Creímos que la universidad era UCLA o Harvard, así que el tortazo fue de aúpa. Para empezar, éramos unos jóvenes desinformadísimos aun cuando estudiábamos el Curso de Orientación Universitaria (COU) en el que la única orientación que recibías era la que te permitía elegir si te morías de asco con el latín y el griego o con la física y la química.
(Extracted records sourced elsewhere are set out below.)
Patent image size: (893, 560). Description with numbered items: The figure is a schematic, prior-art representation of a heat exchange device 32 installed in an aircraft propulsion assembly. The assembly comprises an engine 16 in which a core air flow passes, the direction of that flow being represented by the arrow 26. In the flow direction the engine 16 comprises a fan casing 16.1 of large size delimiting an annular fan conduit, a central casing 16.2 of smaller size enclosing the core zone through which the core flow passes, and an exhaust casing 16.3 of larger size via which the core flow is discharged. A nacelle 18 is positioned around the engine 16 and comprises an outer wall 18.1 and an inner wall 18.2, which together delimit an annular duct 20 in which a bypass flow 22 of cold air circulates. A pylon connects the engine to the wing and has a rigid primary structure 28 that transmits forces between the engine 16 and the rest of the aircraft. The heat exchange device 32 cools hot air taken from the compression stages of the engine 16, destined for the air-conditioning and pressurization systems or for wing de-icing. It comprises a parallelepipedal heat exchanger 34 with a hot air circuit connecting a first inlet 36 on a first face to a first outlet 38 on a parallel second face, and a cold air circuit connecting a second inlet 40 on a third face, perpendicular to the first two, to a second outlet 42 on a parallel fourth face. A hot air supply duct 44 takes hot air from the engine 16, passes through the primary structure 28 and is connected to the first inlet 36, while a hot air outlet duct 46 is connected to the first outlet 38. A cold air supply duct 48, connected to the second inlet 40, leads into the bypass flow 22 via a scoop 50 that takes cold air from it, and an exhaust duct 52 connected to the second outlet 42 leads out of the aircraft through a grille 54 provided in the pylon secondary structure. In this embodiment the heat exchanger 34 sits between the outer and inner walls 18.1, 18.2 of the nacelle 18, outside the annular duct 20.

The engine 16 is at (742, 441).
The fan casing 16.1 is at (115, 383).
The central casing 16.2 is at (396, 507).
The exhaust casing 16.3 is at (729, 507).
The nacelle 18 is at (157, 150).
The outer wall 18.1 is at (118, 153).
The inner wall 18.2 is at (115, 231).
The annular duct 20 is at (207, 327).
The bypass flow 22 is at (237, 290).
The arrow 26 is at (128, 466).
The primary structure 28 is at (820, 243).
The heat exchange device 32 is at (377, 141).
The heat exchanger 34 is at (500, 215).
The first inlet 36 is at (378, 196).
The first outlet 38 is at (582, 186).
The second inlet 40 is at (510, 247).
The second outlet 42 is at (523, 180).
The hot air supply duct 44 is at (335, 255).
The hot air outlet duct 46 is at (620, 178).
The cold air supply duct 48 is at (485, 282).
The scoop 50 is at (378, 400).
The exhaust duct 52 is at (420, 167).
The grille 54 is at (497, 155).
A medida que avanzaba el curso, las conversaciones en el patio se encaminaban cada vez con más frecuencia a buscar una respuesta a la temida pregunta: "¿Qué vas a estudiar?"

No teníamos ni idea de dónde nos metíamos; nos matriculábamos en Derecho, en Empresariales, en Psicología o en Periodismo porque habíamos oído campanas o por seguir yendo a clase con la mejor amiga. "Me han dicho que en primero de Derecho hay doscientos matriculados, la gente tiene que tomar apuntes de pie o sentada en el suelo". Eso nos hacía gracia, nos parecía "muy universitario".

Por lo demás, nada fue como esperábamos: no había fiestas en el campus cada fin de semana, no había animadoras con falditas de tablas, los chicos guapos del equipo universitario de rugby no existían, para aprobar había que estudiar, se ligaba poco, a nadie le importaba si ibas a clase o dejabas de ir, afrontabas un atasco cada mañana para llegar a clase, la ceremonia de graduación era una utopía, te daban el título dos años después de haber finalizado la carrera y la máxima aventura se centraba en conseguir los libros de texto fotocopiados para no tener que comprarlos.

Y, sin embargo, existía la cafetería, el bar, escenario de los mejores momentos de la carrera. Allí hacíamos amigos, fumábamos como carreteros, perpetrábamos un intenso contrabando de apuntes, estudiábamos antes de los exámenes y consumíamos cervezas y cafés. Fue en el bar y no en las aulas donde aprobamos, a trancas y barrancas, la carrera.